Tim Hwang: Yeah. What it’s telling us is a couple things. I do think that there is a lot of research activity that’s going on that almost never makes it into the kind of mainstream press in the US. And that’s partially due to a language barrier. And I think in many ways, does kind of limit our ability to do good strategic analysis in the space, because I think even simple analyses, like the one that we did in the paper, do indicate that if we’re measuring progress in the field just by raw number of publications, and now there’s problems with that of course, but if we just use that metric, it does indicate that we really got to put the pedal to the metal here if we want to keep up from a national standpoint.
Tom Temin: And you cite a source called Dimensions. What is Dimensions?
Tim Hwang: Dimensions is a database of research publications, and it’s really kind of our source for the analysis that we’re doing here. And one of the reasons we like Dimensions is because it has this kind of more global coverage. It starts to help us get a little bit of a picture of, okay, what does the research landscape look like outside of the ones that we always hear about right here in the US?
Tom Temin: It looks to me like it’s a wake up call for the US academic field.
Tim Hwang: Yeah, I think that’s right. And and I think one subtlety here, and that there’s a separate paper that I did about this, is that I would sound a note of caution on measuring sort of how successful we are based on just like the total number of publications, anyone can throw a paper up online. And so I do think that one of the key things that we need to look into is thinking not just about sort of publication count, but also citations, not only who is producing the most research, but who’s producing the most influential research. And I do think a lot of these kind of what they call bibliometrics are going to be key as we sort of understand who is really kind of leading in this field.
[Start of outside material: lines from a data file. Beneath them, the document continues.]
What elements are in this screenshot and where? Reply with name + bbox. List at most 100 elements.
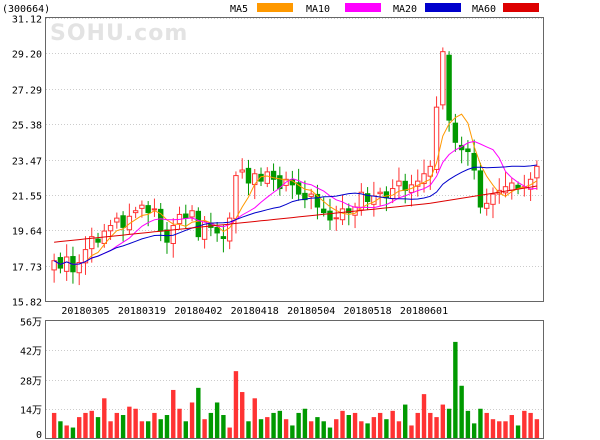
candle-body (371, 195, 377, 205)
volume-bar (515, 425, 521, 438)
volume-bar (177, 408, 182, 438)
volume-bar (308, 421, 314, 438)
volume-bar (196, 387, 201, 438)
volume-bar (70, 427, 76, 438)
candle-body (132, 210, 139, 214)
volume-bar (478, 408, 483, 438)
candle-body (57, 257, 64, 269)
volume-bar (321, 421, 326, 438)
volume-bar (315, 417, 320, 438)
candle-body (377, 191, 383, 195)
candle-body (452, 122, 459, 143)
volume-bar (171, 389, 176, 438)
date-tick-label: 20180305 (61, 306, 109, 317)
volume-bar (490, 419, 496, 438)
volume-axis: 56万 42万 28万 14万 0 (20, 318, 42, 440)
legend-swatch (345, 3, 381, 12)
candle-body (333, 217, 339, 220)
candle-body (107, 225, 114, 232)
candle-body (151, 208, 158, 211)
volume-bar (390, 410, 395, 438)
candle-body (89, 236, 95, 250)
volume-bar (290, 425, 295, 438)
volume-bar (384, 419, 389, 438)
volume-bar (334, 419, 339, 438)
volume-gridlines (46, 350, 543, 410)
volume-bar (58, 421, 63, 438)
legend-swatch (257, 3, 293, 12)
candlestick-series (51, 47, 540, 286)
stock-code-label: (300664) (2, 4, 50, 15)
candle-body (233, 175, 239, 220)
ma-line (54, 185, 537, 243)
candle-body (465, 148, 471, 153)
volume-bar (120, 415, 126, 438)
volume-tick-label: 42万 (20, 347, 42, 358)
volume-bar (252, 398, 257, 438)
volume-bar (465, 410, 471, 438)
volume-bar (359, 421, 364, 438)
volume-bar (183, 421, 188, 438)
volume-bar (509, 415, 514, 438)
volume-bar (428, 412, 433, 438)
volume-tick-label: 28万 (20, 377, 42, 388)
candle-body (220, 236, 227, 239)
date-axis: 20180305 20180319 20180402 20180418 20180504… (61, 306, 448, 317)
volume-bar (208, 412, 214, 438)
volume-tick-label: 56万 (20, 318, 42, 329)
candle-body (139, 204, 145, 209)
price-gridlines (46, 18, 543, 302)
date-tick-label: 20180418 (231, 306, 279, 317)
volume-bar (403, 404, 408, 438)
volume-tick-label: 14万 (20, 406, 42, 417)
legend-label: MA60 (472, 4, 496, 15)
candle-body (484, 202, 490, 209)
candle-body (389, 188, 396, 199)
legend-swatch (425, 3, 461, 12)
candle-body (120, 215, 126, 228)
candle-body (183, 213, 189, 219)
volume-bar (497, 421, 502, 438)
candle-body (509, 182, 515, 191)
ma-line (53, 113, 538, 265)
volume-bar (296, 412, 301, 438)
ma-line (53, 140, 537, 265)
volume-bar (528, 412, 533, 438)
price-tick-label: 31.12 (12, 15, 42, 26)
volume-bar (202, 419, 207, 438)
price-tick-label: 23.47 (12, 157, 42, 168)
volume-bar (258, 419, 264, 438)
volume-bar (302, 408, 308, 438)
volume-bar (283, 419, 289, 438)
volume-bar (227, 427, 232, 438)
volume-bar (114, 412, 120, 438)
volume-bar (352, 412, 358, 438)
candle-body (126, 215, 133, 231)
volume-bar (133, 408, 138, 438)
candle-body (314, 193, 321, 208)
volume-panel-frame (45, 320, 544, 439)
volume-bar (459, 385, 464, 438)
volume-bar (346, 415, 351, 438)
volume-bar (396, 421, 402, 438)
volume-bar (365, 423, 370, 438)
volume-bar (434, 417, 439, 438)
candle-body (327, 210, 333, 221)
price-panel-frame (45, 17, 544, 302)
candle-body (534, 165, 540, 179)
candle-body (490, 193, 496, 205)
volume-bar (164, 415, 170, 438)
volume-bar (89, 410, 94, 438)
candle-body (145, 205, 151, 214)
date-tick-label: 20180504 (287, 306, 335, 317)
candle-body (239, 169, 245, 173)
candle-body (114, 217, 120, 223)
legend: MA5 MA10 MA20 MA60 (230, 3, 539, 15)
candle-body (502, 186, 509, 194)
volume-bar (246, 421, 251, 438)
volume-bar (95, 417, 101, 438)
volume-bar (108, 421, 113, 438)
date-tick-label: 20180402 (174, 306, 222, 317)
volume-bar (421, 394, 427, 438)
candle-body (346, 208, 352, 214)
And to the point of the paper that we’ve been talking about, who’s leading in what? Is it robotics and grasping that we’re really leading in or are the Chinese ahead on certain subfields within AI? And that subtlety is really important.
Tom Temin: So basically, you’ve raised a bunch of fresh questions about AI here.
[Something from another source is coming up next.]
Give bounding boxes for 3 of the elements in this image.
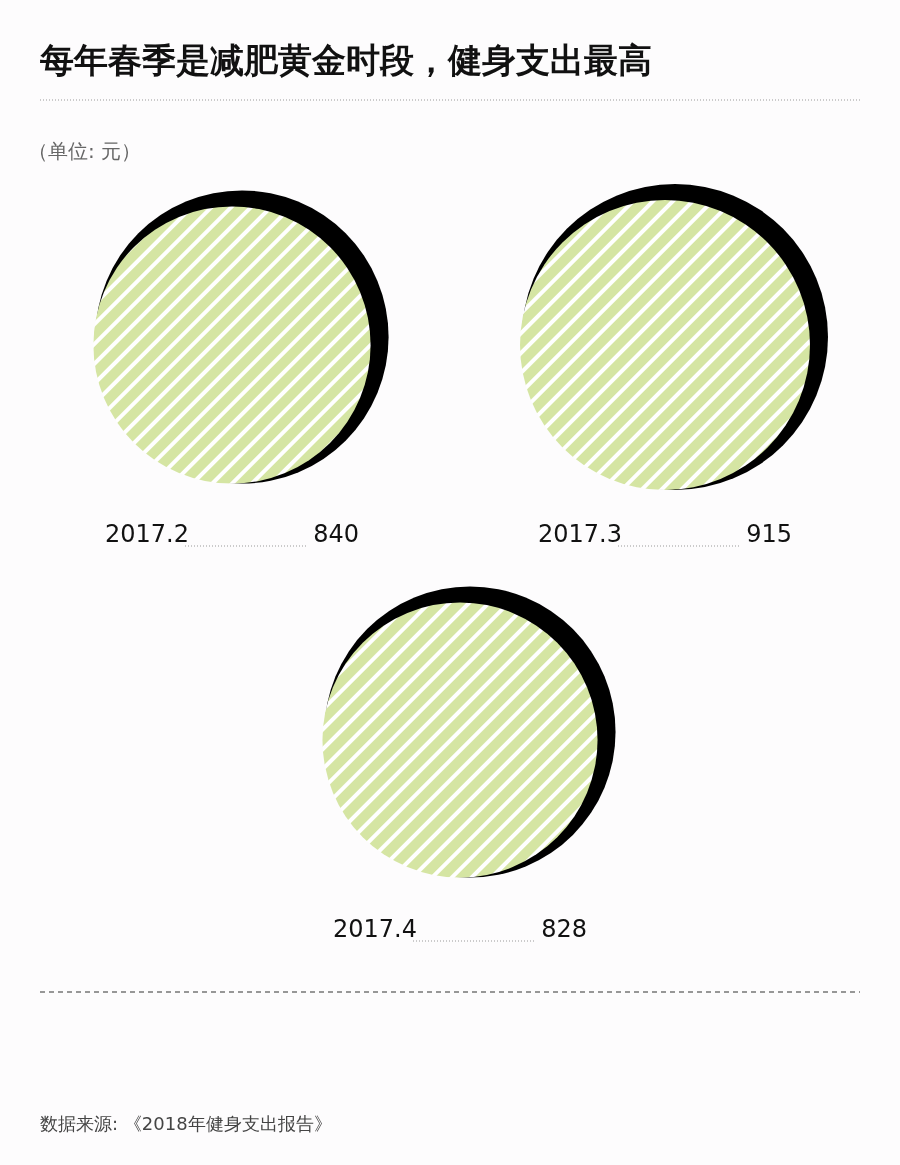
title: 每年春季是减肥黄金时段，健身支出最高 — [40, 40, 652, 80]
annotation: 数据来源: 《2018年健身支出报告》 — [40, 1113, 332, 1134]
subtitle: （单位: 元） — [28, 139, 142, 163]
Tim Hwang: Yeah. There’s always more questions than answers. But hopefully I think this perspective on these issues is an important one to bring into the mix as we kind of think about where we are going as a country on on this technology.
Tom Temin: Tim Hwang is a research fellow for the Center for Security and Emerging Technology, that’s part of Georgetown University. Thanks so much for joining me.
Tim Hwang: Yeah, thanks for having me.